Amy Frary's research focuses on studying the genetic architecture and evolution of plant genomes, largely through the analysis of quantitative traits and comparative genome mapping. She seeks to discover and characterize the genes underlying specific physical attributes of plants and to understand the ways in which genes, chromosomes, and whole genomes have changed over evolutionary time. Her work is primarily centered on crop plants because these species offer long-established model systems for basic research as well as the potential for contributing to the applied science of plant breeding. An alum of Mount Holyoke, Frary says she returned to MHC "because of the quality of the students."
Having recently moved into a new office on the top floor of the renovated Carr Laboratory, Frary is excited by the interdisciplinary nature of the new science center.
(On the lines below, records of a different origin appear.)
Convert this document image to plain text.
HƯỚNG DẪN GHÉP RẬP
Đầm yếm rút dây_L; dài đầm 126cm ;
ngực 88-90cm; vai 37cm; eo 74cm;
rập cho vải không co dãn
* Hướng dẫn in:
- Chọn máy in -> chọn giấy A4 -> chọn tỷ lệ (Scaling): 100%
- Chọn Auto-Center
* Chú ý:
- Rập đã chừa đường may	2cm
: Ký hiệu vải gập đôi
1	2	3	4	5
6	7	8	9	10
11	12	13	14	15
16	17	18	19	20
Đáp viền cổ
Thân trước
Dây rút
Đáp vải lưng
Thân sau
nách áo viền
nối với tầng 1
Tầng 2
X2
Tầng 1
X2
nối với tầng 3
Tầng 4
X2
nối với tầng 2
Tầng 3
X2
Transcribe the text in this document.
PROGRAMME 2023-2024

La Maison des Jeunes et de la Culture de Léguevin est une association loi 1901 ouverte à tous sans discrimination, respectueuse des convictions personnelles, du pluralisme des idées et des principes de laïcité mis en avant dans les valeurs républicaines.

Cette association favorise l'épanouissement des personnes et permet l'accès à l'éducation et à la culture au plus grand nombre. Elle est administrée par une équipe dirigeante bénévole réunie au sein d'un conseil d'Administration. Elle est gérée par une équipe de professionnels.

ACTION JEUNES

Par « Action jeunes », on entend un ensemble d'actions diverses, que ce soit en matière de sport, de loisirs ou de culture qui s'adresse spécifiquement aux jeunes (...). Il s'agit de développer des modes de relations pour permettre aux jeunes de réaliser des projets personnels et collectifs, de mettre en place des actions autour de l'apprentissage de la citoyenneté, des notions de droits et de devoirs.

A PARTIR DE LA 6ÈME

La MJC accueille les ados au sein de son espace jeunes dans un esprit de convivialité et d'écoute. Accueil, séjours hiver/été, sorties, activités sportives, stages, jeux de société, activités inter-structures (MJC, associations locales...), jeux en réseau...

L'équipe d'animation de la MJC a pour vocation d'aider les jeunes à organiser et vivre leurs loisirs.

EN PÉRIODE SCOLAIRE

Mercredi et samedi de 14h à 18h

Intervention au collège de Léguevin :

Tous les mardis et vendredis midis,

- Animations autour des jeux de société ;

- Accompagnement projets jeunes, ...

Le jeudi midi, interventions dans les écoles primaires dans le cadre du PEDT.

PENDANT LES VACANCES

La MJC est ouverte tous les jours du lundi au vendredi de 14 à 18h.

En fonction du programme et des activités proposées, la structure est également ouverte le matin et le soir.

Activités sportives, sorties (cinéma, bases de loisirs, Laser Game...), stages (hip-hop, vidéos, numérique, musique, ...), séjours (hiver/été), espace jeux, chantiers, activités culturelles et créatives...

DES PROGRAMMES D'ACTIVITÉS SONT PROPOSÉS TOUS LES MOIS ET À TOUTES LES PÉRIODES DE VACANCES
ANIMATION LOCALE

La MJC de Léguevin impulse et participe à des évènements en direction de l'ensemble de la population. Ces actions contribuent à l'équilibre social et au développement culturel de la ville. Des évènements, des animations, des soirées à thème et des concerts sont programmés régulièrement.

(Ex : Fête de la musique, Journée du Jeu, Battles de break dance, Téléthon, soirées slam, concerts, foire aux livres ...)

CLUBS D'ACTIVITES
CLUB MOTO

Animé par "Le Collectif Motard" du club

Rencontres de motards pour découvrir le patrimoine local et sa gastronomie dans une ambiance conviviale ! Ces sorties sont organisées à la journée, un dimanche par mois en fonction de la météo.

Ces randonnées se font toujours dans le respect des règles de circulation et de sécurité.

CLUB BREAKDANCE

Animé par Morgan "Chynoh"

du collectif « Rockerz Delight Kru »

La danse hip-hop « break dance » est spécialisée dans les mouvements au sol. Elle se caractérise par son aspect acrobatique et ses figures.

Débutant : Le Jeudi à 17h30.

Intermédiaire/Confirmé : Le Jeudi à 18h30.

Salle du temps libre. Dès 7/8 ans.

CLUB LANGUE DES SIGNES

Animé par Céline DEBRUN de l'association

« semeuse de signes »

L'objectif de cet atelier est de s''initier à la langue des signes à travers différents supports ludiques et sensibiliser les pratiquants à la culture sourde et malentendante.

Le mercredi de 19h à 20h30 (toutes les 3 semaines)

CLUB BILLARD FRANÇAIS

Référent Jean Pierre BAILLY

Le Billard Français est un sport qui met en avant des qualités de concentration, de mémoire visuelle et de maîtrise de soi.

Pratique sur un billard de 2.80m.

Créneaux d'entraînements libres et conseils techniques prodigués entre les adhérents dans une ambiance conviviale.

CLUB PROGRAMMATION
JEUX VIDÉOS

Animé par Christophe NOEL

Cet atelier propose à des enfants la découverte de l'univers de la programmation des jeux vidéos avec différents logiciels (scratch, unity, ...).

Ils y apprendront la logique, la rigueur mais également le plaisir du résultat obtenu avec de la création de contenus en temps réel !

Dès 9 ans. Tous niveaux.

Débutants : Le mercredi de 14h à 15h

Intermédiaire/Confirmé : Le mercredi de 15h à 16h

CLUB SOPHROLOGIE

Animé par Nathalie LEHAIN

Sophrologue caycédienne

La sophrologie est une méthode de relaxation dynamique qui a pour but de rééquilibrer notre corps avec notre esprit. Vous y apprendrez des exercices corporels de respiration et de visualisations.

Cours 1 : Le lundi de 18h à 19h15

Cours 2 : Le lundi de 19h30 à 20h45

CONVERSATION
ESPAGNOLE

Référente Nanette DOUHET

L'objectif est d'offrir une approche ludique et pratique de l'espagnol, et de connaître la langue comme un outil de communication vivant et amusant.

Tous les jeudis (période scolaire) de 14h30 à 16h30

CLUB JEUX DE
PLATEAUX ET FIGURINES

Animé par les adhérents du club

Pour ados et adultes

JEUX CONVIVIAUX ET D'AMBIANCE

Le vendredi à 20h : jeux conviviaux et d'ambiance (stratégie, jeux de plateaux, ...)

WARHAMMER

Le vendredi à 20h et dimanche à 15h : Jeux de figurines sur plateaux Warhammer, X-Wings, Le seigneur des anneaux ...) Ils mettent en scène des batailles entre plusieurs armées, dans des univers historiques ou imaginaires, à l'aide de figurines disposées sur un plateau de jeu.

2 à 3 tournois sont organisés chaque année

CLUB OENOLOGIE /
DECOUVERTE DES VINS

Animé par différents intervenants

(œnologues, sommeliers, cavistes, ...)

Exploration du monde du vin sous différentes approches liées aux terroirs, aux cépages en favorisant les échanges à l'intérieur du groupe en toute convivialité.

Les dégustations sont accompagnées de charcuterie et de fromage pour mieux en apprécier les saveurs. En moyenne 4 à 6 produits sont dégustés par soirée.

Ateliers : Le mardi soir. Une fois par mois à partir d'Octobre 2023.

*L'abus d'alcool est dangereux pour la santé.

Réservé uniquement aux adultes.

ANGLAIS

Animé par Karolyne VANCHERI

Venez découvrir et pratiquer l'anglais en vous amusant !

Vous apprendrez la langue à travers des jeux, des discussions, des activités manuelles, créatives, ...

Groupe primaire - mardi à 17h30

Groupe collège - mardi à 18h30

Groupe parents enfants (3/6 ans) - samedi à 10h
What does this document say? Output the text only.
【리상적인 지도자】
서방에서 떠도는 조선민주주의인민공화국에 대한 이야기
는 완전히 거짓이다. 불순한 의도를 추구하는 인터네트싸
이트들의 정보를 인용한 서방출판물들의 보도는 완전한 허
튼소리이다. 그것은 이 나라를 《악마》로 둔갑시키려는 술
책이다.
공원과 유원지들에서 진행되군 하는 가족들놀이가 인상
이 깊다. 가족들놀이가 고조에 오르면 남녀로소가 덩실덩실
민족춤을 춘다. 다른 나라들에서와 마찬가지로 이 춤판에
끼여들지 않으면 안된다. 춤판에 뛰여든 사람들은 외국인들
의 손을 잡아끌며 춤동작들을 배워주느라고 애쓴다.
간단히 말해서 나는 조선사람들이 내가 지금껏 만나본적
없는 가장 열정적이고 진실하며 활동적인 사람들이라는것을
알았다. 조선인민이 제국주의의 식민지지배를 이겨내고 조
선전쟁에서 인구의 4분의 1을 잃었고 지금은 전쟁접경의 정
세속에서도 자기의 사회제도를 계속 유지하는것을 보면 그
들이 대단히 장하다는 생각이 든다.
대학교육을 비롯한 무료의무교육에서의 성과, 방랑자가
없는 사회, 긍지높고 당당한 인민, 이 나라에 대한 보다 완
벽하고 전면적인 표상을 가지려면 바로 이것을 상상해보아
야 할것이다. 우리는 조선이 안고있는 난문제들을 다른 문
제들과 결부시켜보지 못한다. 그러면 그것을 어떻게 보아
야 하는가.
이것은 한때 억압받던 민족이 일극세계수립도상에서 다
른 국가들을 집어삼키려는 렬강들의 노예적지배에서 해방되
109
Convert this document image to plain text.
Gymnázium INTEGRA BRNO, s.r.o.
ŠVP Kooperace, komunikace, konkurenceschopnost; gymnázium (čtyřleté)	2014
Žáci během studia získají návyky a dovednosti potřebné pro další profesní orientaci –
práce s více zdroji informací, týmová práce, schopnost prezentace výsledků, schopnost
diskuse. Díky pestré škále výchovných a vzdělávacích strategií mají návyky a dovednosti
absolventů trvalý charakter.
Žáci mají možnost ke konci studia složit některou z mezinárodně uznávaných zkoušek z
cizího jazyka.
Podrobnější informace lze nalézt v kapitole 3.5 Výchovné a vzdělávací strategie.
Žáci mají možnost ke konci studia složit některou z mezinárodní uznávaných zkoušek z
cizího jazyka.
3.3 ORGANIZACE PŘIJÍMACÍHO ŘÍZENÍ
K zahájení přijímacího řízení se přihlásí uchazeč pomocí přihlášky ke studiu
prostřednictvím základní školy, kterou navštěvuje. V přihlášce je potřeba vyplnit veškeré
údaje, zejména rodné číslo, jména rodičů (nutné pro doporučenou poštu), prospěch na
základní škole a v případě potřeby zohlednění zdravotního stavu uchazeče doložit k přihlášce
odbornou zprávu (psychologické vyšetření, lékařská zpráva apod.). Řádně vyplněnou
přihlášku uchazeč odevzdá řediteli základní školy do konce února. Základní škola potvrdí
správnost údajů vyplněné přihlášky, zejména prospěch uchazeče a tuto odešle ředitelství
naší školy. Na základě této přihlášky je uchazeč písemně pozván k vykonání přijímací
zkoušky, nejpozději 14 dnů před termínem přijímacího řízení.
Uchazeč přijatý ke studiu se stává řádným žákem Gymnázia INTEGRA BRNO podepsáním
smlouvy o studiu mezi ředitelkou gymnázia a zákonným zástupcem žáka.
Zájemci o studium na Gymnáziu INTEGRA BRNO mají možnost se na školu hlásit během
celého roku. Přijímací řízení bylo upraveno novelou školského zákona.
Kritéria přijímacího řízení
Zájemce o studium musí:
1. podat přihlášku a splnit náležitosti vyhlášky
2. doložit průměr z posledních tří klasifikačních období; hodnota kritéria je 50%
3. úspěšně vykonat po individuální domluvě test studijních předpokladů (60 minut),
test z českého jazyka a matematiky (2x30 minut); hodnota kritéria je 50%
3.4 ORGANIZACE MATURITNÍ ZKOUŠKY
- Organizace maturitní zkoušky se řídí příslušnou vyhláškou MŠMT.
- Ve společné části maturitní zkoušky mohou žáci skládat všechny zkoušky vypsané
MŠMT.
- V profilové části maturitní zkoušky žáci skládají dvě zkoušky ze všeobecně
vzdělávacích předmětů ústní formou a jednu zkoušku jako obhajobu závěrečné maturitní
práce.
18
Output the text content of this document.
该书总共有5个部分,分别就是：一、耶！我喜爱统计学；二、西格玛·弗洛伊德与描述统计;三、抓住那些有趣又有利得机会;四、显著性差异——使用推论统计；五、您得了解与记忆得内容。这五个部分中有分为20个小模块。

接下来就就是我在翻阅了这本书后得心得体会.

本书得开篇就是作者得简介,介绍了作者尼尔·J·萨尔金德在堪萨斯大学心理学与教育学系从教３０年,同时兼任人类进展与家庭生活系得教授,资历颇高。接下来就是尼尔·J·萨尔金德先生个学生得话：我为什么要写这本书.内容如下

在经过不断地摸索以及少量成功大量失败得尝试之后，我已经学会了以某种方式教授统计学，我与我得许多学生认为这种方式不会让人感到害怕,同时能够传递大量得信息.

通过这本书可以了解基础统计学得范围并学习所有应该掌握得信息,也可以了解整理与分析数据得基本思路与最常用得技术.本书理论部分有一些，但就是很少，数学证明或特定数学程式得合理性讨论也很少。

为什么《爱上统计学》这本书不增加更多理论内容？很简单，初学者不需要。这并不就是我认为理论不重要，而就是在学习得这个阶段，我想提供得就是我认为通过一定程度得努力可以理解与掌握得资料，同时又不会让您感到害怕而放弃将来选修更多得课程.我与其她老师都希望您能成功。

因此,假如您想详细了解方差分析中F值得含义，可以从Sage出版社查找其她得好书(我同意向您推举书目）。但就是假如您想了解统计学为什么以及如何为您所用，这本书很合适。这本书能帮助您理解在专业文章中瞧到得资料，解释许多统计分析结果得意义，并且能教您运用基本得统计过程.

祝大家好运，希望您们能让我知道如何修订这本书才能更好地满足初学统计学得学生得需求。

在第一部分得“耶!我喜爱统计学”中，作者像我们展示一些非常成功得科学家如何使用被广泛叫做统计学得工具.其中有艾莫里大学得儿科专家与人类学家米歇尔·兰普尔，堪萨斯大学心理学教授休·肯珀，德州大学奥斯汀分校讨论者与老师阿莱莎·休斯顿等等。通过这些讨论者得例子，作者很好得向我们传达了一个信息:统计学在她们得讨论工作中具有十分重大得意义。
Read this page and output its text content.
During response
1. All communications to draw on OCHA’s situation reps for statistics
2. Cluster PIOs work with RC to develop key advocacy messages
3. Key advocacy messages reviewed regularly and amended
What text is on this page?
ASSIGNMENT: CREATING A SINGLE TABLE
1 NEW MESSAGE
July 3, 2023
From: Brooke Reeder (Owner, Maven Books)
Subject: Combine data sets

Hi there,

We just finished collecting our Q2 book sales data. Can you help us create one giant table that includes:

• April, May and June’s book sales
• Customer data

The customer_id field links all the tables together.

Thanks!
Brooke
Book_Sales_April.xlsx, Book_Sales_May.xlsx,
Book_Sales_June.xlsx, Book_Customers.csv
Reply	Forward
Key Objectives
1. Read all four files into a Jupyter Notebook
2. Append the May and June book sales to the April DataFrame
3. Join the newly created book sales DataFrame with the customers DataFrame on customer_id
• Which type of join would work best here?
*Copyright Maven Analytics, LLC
Frary is now an occupant of what is becoming known as the "chemistry/ molecular biology zone." She is equally at home among biologists who work at the molecular level and chemists who work at the biological level.
Frary has worked with students on the Howard Hughes Summer Research Training program on such topics as the DNA fingerprinting of plants. The program is dedicated to students who have completed their first year of study and wish to spend two months at 果冻传媒 as participants in an intensive training program in biological research techniques.
Currently, Frary teaches A Green World; Introductory Biology II: How Organisms Develop; Local Flora; Plant
Diversity and Evolution; and Plant Growth and Development. Frary's latest scholarly publications have appeared in Genome Research and Theoretical and Applied Genetics.